Compliance with Covenants

The Company is required to maintain compliance with certain customary and routine financial covenants under the Amended Credit Agreement, including maintaining a minimum cash balance of $2.5 million at Comerica and achieving minimum revenue levels, which are measured monthly based on a six-month trailing basis and must be at least 75% of the pre-established future projected revenues for the trailing six-month period. Non-compliance with the covenants could result in the principal of the note becoming due and payable. As of June 30, 2012, the Company was in compliance with the financial covenants as set forth in the Amended Credit Agreement.

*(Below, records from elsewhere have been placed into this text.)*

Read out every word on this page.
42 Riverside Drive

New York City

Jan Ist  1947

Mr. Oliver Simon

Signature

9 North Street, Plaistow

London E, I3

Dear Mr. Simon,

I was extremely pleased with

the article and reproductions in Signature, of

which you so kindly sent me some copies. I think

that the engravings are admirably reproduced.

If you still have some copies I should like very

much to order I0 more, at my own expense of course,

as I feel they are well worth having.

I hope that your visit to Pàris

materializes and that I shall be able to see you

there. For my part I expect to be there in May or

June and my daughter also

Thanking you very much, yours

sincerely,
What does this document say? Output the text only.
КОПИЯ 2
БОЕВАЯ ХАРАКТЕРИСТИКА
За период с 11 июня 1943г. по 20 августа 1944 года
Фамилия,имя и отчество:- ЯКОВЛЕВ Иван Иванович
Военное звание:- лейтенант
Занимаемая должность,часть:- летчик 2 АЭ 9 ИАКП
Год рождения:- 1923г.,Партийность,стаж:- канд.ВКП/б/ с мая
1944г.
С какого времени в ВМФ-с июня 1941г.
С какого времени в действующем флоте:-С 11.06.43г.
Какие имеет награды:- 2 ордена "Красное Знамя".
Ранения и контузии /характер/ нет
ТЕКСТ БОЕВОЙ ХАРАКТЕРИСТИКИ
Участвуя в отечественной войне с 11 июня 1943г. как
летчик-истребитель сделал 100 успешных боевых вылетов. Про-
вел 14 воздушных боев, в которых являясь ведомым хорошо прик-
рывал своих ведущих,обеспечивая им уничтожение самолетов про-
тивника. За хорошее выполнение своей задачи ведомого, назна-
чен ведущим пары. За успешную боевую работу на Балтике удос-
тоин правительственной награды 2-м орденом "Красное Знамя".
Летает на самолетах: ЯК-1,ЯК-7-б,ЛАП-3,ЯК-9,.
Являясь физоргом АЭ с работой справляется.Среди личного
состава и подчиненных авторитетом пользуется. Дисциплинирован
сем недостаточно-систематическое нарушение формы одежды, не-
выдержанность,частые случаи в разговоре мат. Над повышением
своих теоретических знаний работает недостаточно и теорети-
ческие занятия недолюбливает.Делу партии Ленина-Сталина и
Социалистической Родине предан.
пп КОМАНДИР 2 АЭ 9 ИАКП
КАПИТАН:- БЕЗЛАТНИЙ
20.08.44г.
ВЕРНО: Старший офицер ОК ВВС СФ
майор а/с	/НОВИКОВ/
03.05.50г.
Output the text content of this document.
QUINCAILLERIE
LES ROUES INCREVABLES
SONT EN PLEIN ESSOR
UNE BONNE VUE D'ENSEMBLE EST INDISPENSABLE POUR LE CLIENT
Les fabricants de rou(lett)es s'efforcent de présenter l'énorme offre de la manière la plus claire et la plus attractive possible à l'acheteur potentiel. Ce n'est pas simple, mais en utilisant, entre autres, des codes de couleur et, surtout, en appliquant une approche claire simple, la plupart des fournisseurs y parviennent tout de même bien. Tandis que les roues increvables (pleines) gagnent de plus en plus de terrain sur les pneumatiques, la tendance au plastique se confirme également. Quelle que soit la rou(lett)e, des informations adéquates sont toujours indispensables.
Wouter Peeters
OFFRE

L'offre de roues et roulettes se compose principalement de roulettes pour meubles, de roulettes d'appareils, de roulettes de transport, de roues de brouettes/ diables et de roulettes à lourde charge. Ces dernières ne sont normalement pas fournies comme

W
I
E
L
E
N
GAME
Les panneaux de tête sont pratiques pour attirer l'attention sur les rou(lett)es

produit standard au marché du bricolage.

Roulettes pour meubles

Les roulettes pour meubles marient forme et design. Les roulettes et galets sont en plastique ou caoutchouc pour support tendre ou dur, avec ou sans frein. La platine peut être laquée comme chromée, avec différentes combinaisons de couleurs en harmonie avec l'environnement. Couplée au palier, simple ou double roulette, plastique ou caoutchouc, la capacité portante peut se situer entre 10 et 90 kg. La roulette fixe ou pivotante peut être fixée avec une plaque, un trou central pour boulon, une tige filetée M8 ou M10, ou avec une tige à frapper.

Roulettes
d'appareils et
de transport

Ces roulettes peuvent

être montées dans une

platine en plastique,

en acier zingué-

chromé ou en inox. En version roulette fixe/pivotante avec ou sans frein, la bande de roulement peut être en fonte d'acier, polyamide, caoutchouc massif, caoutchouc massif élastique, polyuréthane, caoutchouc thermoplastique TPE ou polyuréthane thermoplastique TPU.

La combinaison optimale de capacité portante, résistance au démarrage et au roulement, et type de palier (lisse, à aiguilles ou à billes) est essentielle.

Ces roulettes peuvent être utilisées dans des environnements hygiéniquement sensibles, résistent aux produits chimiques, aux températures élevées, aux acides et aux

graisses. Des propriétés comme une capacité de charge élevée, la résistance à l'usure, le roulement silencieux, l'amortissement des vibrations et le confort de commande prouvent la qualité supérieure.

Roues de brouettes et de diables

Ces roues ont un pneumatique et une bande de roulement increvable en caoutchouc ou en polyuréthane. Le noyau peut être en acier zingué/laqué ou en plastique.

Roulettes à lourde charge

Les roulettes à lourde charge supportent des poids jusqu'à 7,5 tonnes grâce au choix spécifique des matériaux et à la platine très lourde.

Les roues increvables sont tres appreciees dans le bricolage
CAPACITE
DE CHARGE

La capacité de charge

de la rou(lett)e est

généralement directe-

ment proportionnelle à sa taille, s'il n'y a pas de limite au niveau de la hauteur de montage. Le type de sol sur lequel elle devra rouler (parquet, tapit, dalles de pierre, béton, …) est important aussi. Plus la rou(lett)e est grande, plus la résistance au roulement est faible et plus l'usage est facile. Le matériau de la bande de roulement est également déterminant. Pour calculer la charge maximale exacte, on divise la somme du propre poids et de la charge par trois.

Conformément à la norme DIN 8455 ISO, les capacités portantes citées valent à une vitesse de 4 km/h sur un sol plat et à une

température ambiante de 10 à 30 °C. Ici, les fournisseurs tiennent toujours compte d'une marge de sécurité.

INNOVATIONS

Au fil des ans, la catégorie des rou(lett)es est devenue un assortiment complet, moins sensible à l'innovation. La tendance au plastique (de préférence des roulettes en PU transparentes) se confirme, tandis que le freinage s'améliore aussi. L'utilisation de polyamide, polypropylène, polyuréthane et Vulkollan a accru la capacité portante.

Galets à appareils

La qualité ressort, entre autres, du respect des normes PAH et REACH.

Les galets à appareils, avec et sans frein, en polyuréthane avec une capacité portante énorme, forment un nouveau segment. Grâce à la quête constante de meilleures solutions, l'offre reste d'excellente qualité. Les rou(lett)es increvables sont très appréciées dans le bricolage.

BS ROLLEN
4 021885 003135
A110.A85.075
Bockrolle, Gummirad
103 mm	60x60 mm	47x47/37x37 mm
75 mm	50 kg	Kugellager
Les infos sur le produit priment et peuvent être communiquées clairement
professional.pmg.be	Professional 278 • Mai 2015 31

2010 Growth Capital Facility

In March 2010, the Company entered into a growth capital facility agreement with Oxford and immediately borrowed and issued a senior secured note for $5.0 million. The note carried a fixed interest rate of 12.04%, with interest–only payments due for the first nine months and then equal principal and interest payments for an additional 30 months. In September 2011, the Company repaid the outstanding balance of the debt owed to Oxford using the proceeds received from the Growth Capital Loan as discussed in further detail above. The Company also accelerated and expensed the remaining closing cost and fees of $0.2 million to interest expense during the year ended December 31, 2011.